FILE PHOTO: A Google sign is shown at one of the company’s office complexes in Irvine, California, U.S., July 27, 2020. REUTERS/Mike Blake
December 2, 2020
WASHINGTON (Reuters) – The federal judge hearing the U.S. Justice Department’s antitrust lawsuit against Alphabet’s Google urged the government’s lawyers to redraft a proposed protective order to remove potential barriers that could prevent the search and advertising giant from effectively defending itself.
U.S. District Judge Amit Mehta objected in particular to what he said was a too-broad definition of highly confidential information that would be available only to Google’s outside counsel without special permission.
Arguing for Google, John Schmidtlein said he opposed the government’s proposals.
“My experience is that they are going to designate all or nearly all of the information that they produce as highly confidential,” he said in a pre-trial hearing by telephone. “That’s what’s going to happen.”

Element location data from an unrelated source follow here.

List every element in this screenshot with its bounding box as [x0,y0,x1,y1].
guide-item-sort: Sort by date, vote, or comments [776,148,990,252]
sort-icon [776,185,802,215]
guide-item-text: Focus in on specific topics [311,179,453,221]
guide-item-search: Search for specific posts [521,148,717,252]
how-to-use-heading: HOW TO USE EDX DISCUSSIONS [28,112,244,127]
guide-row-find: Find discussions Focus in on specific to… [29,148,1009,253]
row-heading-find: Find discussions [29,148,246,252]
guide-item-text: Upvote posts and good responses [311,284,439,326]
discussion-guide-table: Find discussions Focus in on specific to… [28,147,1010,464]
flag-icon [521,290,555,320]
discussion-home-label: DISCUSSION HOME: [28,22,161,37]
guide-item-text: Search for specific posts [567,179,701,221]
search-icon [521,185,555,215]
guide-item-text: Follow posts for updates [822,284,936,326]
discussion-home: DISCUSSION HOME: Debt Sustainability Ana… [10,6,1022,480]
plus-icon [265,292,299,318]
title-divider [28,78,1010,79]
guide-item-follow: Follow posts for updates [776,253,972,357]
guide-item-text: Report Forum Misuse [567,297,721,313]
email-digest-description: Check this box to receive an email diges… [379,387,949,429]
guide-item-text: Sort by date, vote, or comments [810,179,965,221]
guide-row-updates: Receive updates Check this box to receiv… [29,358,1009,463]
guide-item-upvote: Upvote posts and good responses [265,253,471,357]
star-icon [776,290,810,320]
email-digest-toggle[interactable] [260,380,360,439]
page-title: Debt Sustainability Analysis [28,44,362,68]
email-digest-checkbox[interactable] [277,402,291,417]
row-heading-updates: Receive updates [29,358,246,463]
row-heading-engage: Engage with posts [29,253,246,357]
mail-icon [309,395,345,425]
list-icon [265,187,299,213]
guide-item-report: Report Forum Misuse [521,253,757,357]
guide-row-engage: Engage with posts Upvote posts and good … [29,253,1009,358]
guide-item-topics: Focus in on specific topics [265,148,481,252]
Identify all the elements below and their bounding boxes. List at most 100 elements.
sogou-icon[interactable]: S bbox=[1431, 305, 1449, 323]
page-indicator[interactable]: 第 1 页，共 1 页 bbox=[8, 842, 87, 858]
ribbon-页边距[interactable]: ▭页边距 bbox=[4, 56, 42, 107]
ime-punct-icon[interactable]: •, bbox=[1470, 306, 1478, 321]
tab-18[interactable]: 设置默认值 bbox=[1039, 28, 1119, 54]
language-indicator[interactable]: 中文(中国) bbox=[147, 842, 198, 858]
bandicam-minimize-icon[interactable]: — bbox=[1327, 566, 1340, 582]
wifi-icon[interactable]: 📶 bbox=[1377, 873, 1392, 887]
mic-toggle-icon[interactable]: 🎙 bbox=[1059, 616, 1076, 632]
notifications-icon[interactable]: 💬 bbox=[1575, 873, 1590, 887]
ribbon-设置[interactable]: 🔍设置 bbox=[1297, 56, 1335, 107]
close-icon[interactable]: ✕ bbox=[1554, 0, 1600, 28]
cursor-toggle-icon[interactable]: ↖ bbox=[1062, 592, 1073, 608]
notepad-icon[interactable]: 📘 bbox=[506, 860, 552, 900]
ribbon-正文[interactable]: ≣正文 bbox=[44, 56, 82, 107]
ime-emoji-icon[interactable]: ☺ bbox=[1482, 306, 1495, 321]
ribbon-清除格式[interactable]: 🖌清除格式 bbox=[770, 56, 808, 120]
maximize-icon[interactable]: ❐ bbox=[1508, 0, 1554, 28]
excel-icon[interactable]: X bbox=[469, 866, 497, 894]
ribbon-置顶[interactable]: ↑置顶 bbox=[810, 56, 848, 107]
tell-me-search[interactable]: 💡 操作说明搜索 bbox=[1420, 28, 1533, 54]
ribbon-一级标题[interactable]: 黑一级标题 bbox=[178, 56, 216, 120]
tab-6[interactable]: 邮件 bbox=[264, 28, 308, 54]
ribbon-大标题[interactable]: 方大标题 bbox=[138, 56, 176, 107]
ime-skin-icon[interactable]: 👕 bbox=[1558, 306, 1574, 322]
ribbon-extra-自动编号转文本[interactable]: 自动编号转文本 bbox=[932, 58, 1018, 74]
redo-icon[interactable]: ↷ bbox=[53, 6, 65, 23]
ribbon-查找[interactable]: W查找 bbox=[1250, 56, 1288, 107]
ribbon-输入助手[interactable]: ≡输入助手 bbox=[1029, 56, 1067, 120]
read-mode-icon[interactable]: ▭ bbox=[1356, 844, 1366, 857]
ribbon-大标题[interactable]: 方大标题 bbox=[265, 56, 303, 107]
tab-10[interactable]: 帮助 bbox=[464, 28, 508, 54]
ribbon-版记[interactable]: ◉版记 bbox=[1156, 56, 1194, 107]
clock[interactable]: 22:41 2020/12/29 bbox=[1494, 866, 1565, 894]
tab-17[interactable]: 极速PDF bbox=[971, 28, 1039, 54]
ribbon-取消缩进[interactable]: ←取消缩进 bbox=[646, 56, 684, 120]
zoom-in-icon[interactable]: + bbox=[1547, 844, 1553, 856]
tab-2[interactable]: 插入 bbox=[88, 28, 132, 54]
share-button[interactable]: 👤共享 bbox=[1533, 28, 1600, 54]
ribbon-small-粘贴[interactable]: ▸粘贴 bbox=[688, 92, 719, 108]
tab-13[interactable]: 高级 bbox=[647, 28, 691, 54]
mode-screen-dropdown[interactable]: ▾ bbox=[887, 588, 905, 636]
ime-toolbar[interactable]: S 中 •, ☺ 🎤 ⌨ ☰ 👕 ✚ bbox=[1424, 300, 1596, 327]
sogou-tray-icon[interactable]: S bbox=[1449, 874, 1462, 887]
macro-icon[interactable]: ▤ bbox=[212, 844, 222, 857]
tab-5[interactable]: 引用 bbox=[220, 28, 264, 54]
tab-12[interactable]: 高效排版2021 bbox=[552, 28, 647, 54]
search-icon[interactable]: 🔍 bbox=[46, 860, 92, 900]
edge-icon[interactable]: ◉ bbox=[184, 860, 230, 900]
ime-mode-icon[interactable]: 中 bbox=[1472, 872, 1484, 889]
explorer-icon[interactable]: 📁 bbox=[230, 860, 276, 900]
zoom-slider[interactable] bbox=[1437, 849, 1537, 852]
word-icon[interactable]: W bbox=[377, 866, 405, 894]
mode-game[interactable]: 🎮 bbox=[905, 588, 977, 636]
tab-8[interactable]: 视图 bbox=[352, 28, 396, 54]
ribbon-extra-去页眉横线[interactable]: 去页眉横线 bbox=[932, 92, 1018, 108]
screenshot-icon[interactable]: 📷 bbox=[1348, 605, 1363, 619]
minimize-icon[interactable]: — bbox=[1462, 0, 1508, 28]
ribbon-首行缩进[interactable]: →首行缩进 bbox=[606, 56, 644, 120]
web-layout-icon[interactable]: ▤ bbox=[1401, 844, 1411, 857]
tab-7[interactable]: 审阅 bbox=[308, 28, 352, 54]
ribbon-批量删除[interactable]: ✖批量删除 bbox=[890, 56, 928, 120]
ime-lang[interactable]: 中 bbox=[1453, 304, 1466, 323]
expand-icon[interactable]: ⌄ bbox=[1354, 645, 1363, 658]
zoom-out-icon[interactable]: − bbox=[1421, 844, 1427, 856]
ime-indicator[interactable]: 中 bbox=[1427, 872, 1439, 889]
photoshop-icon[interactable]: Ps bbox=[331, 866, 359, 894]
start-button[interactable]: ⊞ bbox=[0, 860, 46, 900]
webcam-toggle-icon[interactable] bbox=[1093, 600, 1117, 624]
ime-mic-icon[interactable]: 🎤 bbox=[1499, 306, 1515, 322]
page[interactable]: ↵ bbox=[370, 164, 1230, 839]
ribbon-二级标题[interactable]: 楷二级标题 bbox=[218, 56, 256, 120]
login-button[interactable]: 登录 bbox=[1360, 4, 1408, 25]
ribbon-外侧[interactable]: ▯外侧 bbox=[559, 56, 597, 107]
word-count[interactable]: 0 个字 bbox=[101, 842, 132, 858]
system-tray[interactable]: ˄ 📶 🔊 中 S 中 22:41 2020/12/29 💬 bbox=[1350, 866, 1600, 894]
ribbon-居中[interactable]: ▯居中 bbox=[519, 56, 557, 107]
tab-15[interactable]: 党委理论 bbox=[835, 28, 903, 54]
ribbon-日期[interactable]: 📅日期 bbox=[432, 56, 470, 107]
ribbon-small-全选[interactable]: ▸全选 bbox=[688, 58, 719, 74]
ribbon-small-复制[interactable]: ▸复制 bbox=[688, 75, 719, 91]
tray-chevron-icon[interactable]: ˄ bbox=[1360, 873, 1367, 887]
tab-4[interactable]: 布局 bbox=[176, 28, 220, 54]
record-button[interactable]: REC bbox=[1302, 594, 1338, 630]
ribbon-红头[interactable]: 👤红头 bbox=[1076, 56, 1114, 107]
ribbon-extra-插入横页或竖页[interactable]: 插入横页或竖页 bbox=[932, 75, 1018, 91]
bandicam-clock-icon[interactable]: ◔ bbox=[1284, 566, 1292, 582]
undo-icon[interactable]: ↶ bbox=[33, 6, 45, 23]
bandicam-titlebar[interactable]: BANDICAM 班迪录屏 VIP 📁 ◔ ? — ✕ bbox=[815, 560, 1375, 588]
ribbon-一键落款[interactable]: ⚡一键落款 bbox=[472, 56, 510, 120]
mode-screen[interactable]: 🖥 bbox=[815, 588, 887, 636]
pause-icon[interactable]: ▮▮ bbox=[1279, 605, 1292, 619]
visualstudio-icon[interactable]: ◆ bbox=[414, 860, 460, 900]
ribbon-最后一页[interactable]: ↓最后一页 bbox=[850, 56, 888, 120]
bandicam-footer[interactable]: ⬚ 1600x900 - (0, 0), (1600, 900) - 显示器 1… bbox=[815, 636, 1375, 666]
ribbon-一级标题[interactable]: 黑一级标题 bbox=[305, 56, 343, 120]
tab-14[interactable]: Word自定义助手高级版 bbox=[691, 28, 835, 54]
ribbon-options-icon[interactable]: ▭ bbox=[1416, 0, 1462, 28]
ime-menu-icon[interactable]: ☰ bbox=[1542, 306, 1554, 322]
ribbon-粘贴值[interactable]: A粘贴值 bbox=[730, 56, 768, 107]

In a filing, the government had defined highly confidential information as “any confidential information that the parties or any third parties reasonably believe to be so competitively or commercially sensitive that it is entitled to extraordinary protections that a lesser designation cannot provide.”
Judge Mehta asked for the definition to be narrowed to something that went to the essence of the business. “Could we agree to some definition that could capture that very narrow category of information?” he asked.
Judge Mehta asked the two sides to produce a revised protective order by Dec. 14 while companies, like Apple Inc or AT&T Inc, which produced the information, would have until Dec. 15 to respond.
The Justice Department, which sued the search and advertising giant in October, put at the core of its antitrust case the billions of dollars that Google paid to be the default search engine on Apple’s iPhones. Apple noted in its filing that sensitive data was used to write the complaint.
Judge Mehta also indicated that he planned to put in the order penalties for attorneys who violate the protective order.